Pedro Sánchez necesitó los escaños de los separatistas catalanes, Junts, partido de centro derecha, y ERC, partido de extrema izquierda, para conseguir la investidura. Sigue precisando de esos votos para aprobar los proyectos de ley en el Congreso de los Diputados. ERC, en primer lugar, y también Junts, le han exigido al presidente genuflexo la quita de la deuda que la Comunidad Autónoma de Cataluña mantiene, agravada por unos intereses agobiantes. 17.104 millones de euros adeuda la Generalidad, que lleva muchos años despilfarrando el dinero público en embajadas estériles en el extranjero y en subvenciones y patrocinios a los grupos separatistas, algunos por demás absurdos y esperpénticos.

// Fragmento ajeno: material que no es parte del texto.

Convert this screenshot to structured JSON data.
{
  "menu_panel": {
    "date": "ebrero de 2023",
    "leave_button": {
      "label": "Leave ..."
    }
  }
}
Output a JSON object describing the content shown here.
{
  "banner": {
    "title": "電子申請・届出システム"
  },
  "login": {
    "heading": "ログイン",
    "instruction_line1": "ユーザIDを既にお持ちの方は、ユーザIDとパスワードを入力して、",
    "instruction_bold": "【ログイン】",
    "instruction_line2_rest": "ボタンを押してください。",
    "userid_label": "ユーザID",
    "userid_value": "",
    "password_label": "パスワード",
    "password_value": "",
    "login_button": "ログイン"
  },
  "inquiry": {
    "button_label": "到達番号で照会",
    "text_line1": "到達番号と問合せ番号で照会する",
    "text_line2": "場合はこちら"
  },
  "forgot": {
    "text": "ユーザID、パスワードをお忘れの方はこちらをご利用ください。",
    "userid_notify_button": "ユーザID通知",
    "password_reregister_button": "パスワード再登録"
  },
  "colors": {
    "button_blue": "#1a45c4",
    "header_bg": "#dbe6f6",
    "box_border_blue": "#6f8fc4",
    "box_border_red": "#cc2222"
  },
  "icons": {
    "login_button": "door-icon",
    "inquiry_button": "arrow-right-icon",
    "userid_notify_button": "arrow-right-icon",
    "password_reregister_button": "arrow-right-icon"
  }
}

En un esfuerzo por enmascarar la realidad de la situación, Pedro Sánchez ha tenido la idea de extender la quita de la deuda a todas las Comunidades Autónomas, en su mayoría gobernadas por el Partido Popular, confiando en que el dinero haría callar a sus responsables. Según parece la jugarreta no le ha salido bien porque Alberto Núñez Feijóo no está por la labor de facilitar al PSOE sanchista sus maniobras subterráneas.

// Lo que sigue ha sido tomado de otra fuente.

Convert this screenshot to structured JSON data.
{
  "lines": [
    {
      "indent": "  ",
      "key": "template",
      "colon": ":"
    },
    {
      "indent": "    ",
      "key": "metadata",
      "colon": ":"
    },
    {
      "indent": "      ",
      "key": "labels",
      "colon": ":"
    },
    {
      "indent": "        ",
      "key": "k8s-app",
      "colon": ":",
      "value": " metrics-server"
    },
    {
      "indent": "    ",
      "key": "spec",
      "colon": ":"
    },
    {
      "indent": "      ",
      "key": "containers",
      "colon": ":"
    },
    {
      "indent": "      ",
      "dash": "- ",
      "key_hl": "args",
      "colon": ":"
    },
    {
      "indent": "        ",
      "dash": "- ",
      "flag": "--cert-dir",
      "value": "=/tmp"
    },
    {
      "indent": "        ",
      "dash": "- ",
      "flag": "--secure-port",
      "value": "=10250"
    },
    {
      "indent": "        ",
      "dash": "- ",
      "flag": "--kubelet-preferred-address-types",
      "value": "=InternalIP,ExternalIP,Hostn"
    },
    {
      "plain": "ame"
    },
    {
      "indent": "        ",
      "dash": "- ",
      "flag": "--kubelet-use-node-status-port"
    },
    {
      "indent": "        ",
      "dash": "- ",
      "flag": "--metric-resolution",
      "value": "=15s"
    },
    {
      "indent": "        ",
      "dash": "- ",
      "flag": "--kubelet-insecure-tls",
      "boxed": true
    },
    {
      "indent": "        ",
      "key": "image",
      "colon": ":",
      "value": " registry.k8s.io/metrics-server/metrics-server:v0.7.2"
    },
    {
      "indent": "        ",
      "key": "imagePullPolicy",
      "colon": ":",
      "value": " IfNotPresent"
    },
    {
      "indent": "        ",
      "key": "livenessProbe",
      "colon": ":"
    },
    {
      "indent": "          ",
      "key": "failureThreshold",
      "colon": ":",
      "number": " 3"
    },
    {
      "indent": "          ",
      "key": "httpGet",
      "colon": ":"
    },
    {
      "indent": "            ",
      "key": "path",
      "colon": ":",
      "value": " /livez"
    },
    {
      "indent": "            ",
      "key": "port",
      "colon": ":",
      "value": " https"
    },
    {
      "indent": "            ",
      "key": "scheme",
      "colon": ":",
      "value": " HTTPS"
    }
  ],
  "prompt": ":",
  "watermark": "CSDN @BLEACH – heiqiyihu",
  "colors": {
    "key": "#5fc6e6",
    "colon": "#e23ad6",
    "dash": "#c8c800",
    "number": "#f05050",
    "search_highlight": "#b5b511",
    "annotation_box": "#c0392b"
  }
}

Está claro que, ante la jugarreta de la quita, el Partido Popular dispone de dos posibilidades razonables de reacción. La primera es la que ha adoptado: rechazar la limosna. La segunda es más sutil y también más compleja: aceptar la quita y tras cobrar, pues no está claro que el sanchismo no haga un regate, emprender una campaña en los medios escritos, hablados, audiovisuales y digitales, explicando que Pedro Sánchez para continuar en el poder está dispuesto a todo, dispuesto a comprar lo que sea, dispuesto a pagar lo que le pidan. Hasta las ranas del estanque del Retiro deben enterarse de que la quita no se ha decidido para mejorar la convivencia ni para aliviar la situación económica, sino para que Pedro Sánchez, de hinojos ante los separatistas catalanes, continue sentado en la silla curul del palacio de la Moncloa.